4.1.4. miR-3934-3p
miRNA expression profiles have been used to classify cancers into various subtypes. miR3934 is found upregulated in colon cancer and was suggested as a biomarker for lung cancer as its expression correlated with survival rate and prognosis of NSCLC [71,72]. Moreover, it has been reported that miR-3934-5p expression significantly increases in NSCLC cell line A549 [73]. It is also a SNP linked to TGF-β signalling and has been identified as downregulated in rectal carcinoma mucosa, compared with normal mucosa [74].

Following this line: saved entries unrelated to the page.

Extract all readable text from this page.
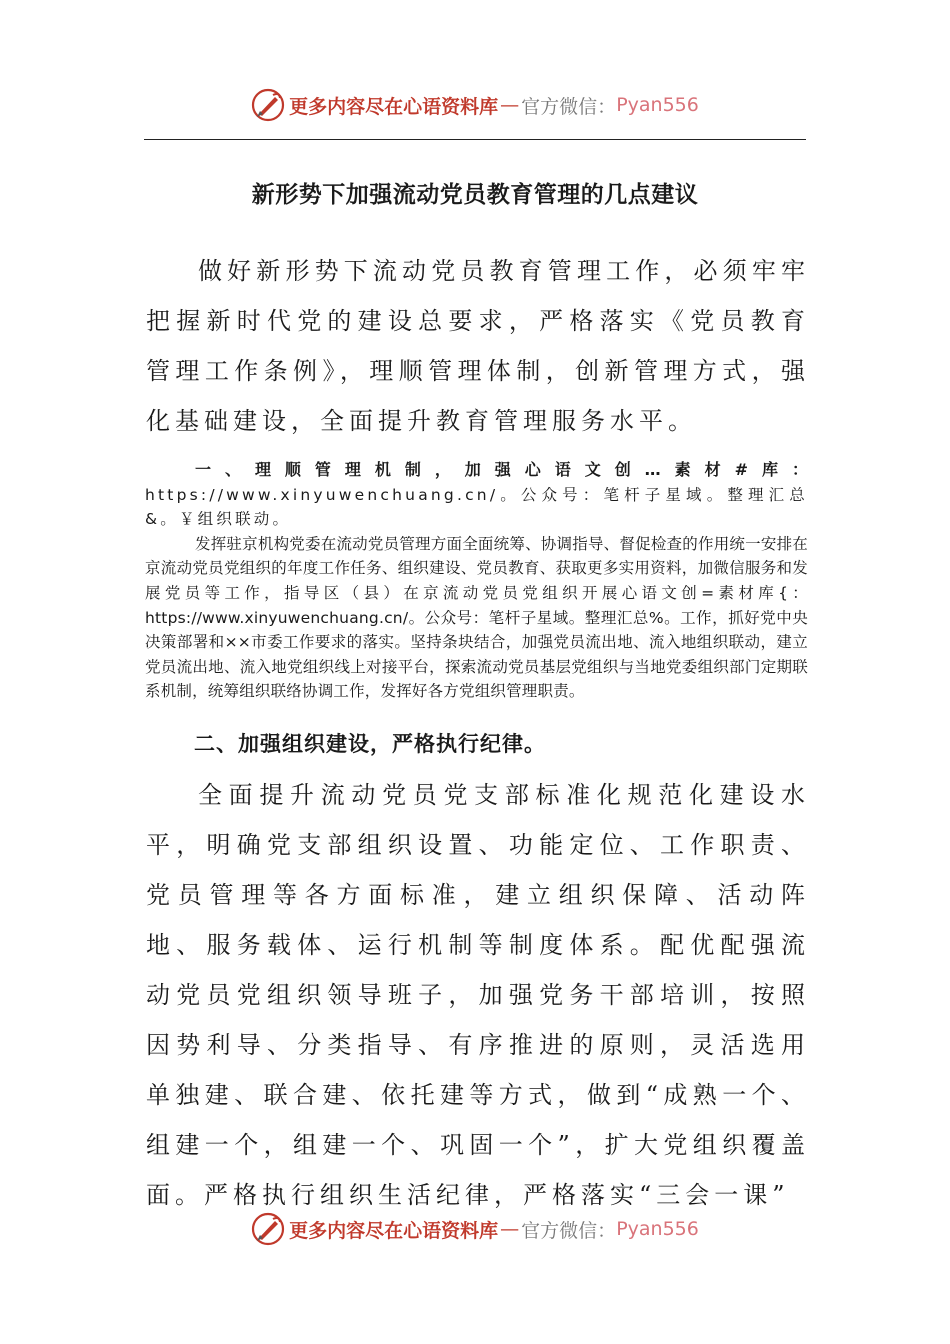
更多内容尽在心语资料库 — 官方微信： Pyan556
新形势下加强流动党员教育管理的几点建议

做好新形势下流动党员教育管理工作，必须牢牢把握新时代党的建设总要求，严格落实《党员教育管理工作条例》，理顺管理体制，创新管理方式，强化基础建设，全面提升教育管理服务水平。

一、理顺管理机制，加强心语文创…素材#库： https://www.xinyuwenchuang.cn/。公众号：笔杆子星域。整理汇总&。￥组织联动。

发挥驻京机构党委在流动党员管理方面全面统筹、协调指导、督促检查的作用统一安排在京流动党员党组织的年度工作任务、组织建设、党员教育、获取更多实用资料，加微信服务和发展党员等工作，指导区（县）在京流动党员党组织开展心语文创=素材库{：https://www.xinyuwenchuang.cn/。公众号：笔杆子星域。整理汇总%。工作，抓好党中央决策部署和××市委工作要求的落实。坚持条块结合，加强党员流出地、流入地组织联动，建立党员流出地、流入地党组织线上对接平台，探索流动党员基层党组织与当地党委组织部门定期联系机制，统筹组织联络协调工作，发挥好各方党组织管理职责。

二、加强组织建设，严格执行纪律。

全面提升流动党员党支部标准化规范化建设水平，明确党支部组织设置、功能定位、工作职责、党员管理等各方面标准，建立组织保障、活动阵地、服务载体、运行机制等制度体系。配优配强流动党员党组织领导班子，加强党务干部培训，按照因势利导、分类指导、有序推进的原则，灵活选用单独建、联合建、依托建等方式，做到“成熟一个、组建一个，组建一个、巩固一个”，扩大党组织覆盖面。严格执行组织生活纪律，严格落实“三会一课”

更多内容尽在心语资料库 — 官方微信： Pyan556
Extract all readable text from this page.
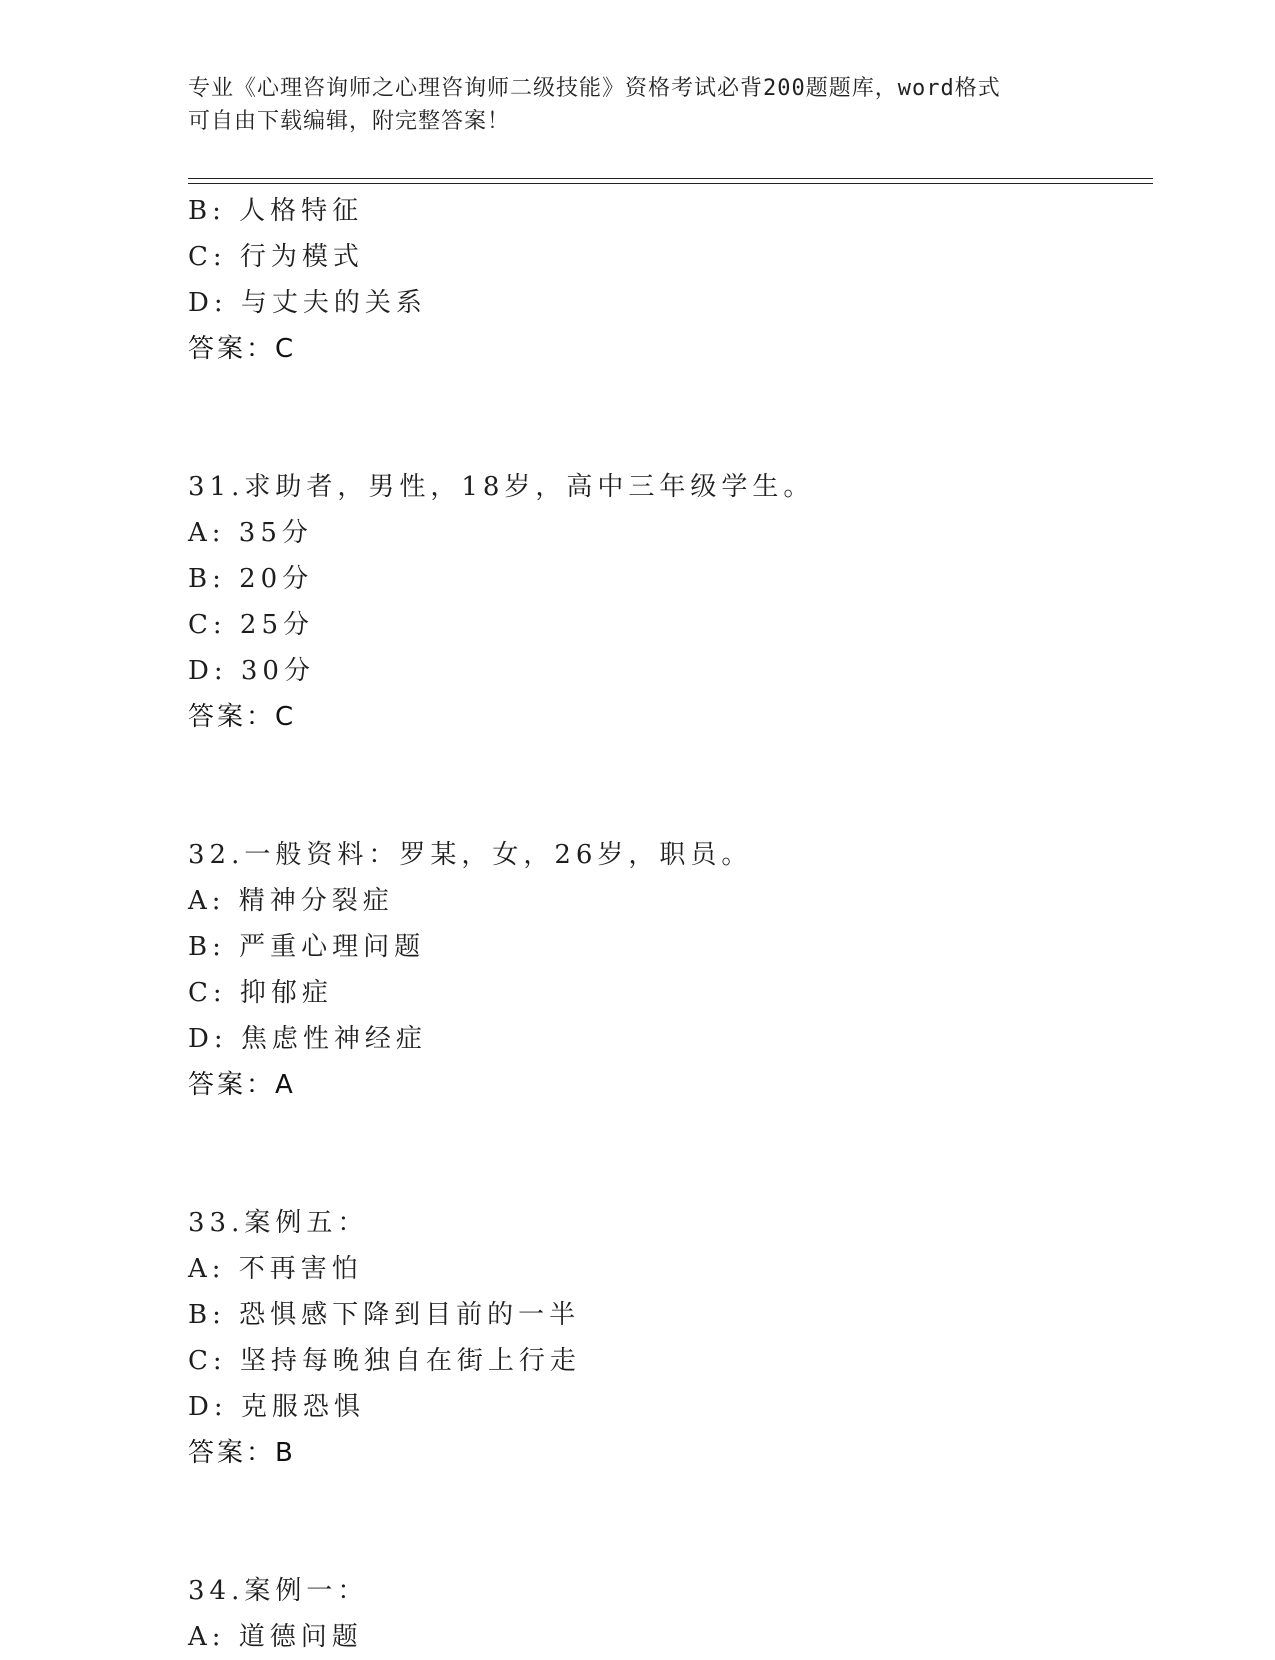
专业《心理咨询师之心理咨询师二级技能》资格考试必背200题题库，word格式
可自由下载编辑，附完整答案！
B: 人格特征
C: 行为模式
D: 与丈夫的关系
答案：C
31.求助者，男性，18岁，高中三年级学生。
A: 35分
B: 20分
C: 25分
D: 30分
答案：C
32.一般资料：罗某，女，26岁，职员。
A: 精神分裂症
B: 严重心理问题
C: 抑郁症
D: 焦虑性神经症
答案：A
33.案例五：
A: 不再害怕
B: 恐惧感下降到目前的一半
C: 坚持每晚独自在街上行走
D: 克服恐惧
答案：B
34.案例一：
A: 道德问题
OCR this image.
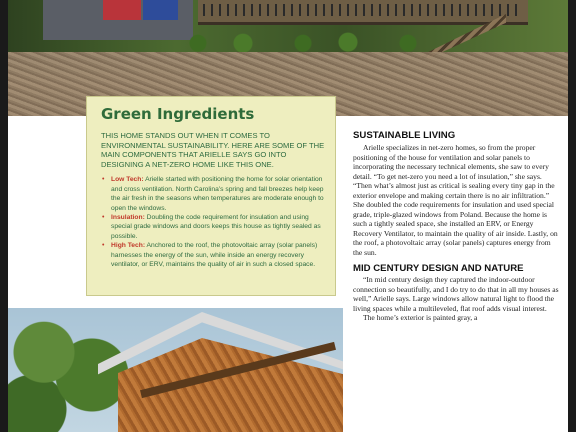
Green Ingredients

THIS HOME STANDS OUT WHEN IT COMES TO ENVIRONMENTAL SUSTAINABILITY. HERE ARE SOME OF THE MAIN COMPONENTS THAT ARIELLE SAYS GO INTO DESIGNING A NET-ZERO HOME LIKE THIS ONE.

• Low Tech: Arielle started with positioning the home for solar orientation and cross ventilation. North Carolina’s spring and fall breezes help keep the air fresh in the seasons when temperatures are moderate enough to open the windows.
• Insulation: Doubling the code requirement for insulation and using special grade windows and doors keeps this house as tightly sealed as possible.
• High Tech: Anchored to the roof, the photovoltaic array (solar panels) harnesses the energy of the sun, while inside an energy recovery ventilator, or ERV, maintains the quality of air in such a closed space.
SUSTAINABLE LIVING

Arielle specializes in net-zero homes, so from the proper positioning of the house for ventilation and solar panels to incorporating the necessary technical elements, she saw to every detail. “To get net-zero you need a lot of insulation,” she says. “Then what’s almost just as critical is sealing every tiny gap in the exterior envelope and making certain there is no air infiltration.” She doubled the code requirements for insulation and used special grade, triple-glazed windows from Poland. Because the home is such a tightly sealed space, she installed an ERV, or Energy Recovery Ventilator, to maintain the quality of air inside. Lastly, on the roof, a photovoltaic array (solar panels) captures energy from the sun.

MID CENTURY DESIGN AND NATURE

“In mid century design they captured the indoor-outdoor connection so beautifully, and I do try to do that in all my houses as well,” Arielle says. Large windows allow natural light to flood the living spaces while a multileveled, flat roof adds visual interest.

The home’s exterior is painted gray, a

In addition, it was shown that miR-3934-3p downregulated TGFBR1 and SMAD3. In a similar vein, HSV-1 viral infection led to a significant down-regulation of these targets [74]. Moreover, the activation of the TGF-β/Smad pathway is critical for lung fibrosis, which was previously shown in SARS-CoV-related cases. Dysregulation of ACE2 may influence the toll-receptor signalling pathway, via IL6, and affect downstream immune responses. Irrespective of SARS-CoV-2 or pneumonia in TCGA-LUAD, the altered immunoreaction was the primary cause (lung adenocarcinoma; SARS-CoV-2; ACE2; miR-125b-5p; IL6). TGF-β and cigarette smoke have been shown to suppress miR-141-5p to promote CCR5 expression on primary bronchial epithelial cells, which results in increased viral entry and infection by R5-tropic HIV [75]. Given that TGF-β signalling is upregulated by trans-activator (Tat) protein, cigarette smoke and in chronic lung diseases, it has been determined the effects of persistent TGF-β signalling on HIV infection in primary bronchial epithelium re-differentiated ex vivo [75]. In our current study, miR-3934-3p was found to be associated with KEGG pathways for glycosaminoglycan biosynthesis heparan sulfate/heparin, mucin type O-glycan biosynthesis and vitamin digestion and absorption. The relevance of these pathways is as follows:
“Glycosaminoglycan biosynthesis—heparan sulfate/heparin” was here related to miRs 3934-3. Heparan sulfate proteoglycans have previously been identified to provide the binding sites for SARS-CoV-2 invasion at the early attachment phase [76]. Furthermore, human coronavirus NL63 has been shown to utilise heparan sulfate proteoglycans for target cell attachment [77]. This KEGG pathway has been related to Ebola virus, where heparan sulfate has been identified as an important mediator in polarised epithelial cells [78,79]. In hepatitis C viral infection, the virus hijacks this pathway via interaction with apolipoprotein E for cell entry [63], while heparan sulfate proteoglycans are required for cellular binding of the hepatitis E virus ORF2 capsid protein and for viral infection [70]. Endogenous HERV-K furthermore binds to heparin for cell entry [80], and, while heparin has been found to further Zika virus infection, it acts as an antiviral against Dengue replication [81]. Heparin sulphate is identified as an inhibitory regulator of porcine epidemic diarrhoea virus infection [82] and acts as an attachment factor for rabies virus entry and infection [83], as well as an enhancer of Nipah and Hendra virus infections, which are highly pathogenic, zoonotic paramyxoviruses [84]. This highlights the importance of this KEGG pathway both in human, zoonotic and veterinary viral infections.
Another important pathway, vitamin digestion and absorption, was found to be related to miR-3934-3. This KEGG pathway has been highlighted amongst others as a link between dysbiosis of the gut microbiome and chronic diseases [85]. Furthermore, intestinal triglyceride-rich lipoproteins have been related to vitamin metabolism in relation to coronary artery disease as well as viral infections [86]. In AIDS, malabsorption of vitamin 12 has been related to gastric secretory failure, including chronic diarrhoea, due to advanced HIV infection [87,88]. Additionally, vitamin A deficiency has been associated with more progressive HIV disease [89]. Veterinary viral infections, such as infectious bronchitis virus (IBV) and reovirus (RV) in chickens, have been identified to affect vitamin A metabolism due to epithelial damage [90]. Interestingly, a link between vitamin D deficiency and SARS-CoV-2 infection severity was recently reported [91]. Also, vitamin B3 was found to be highly effective to help lung tissue damage repair [92] and it was suggested to be given to COVID-19 patients as soon as the CT lung abnormalities were detected [93].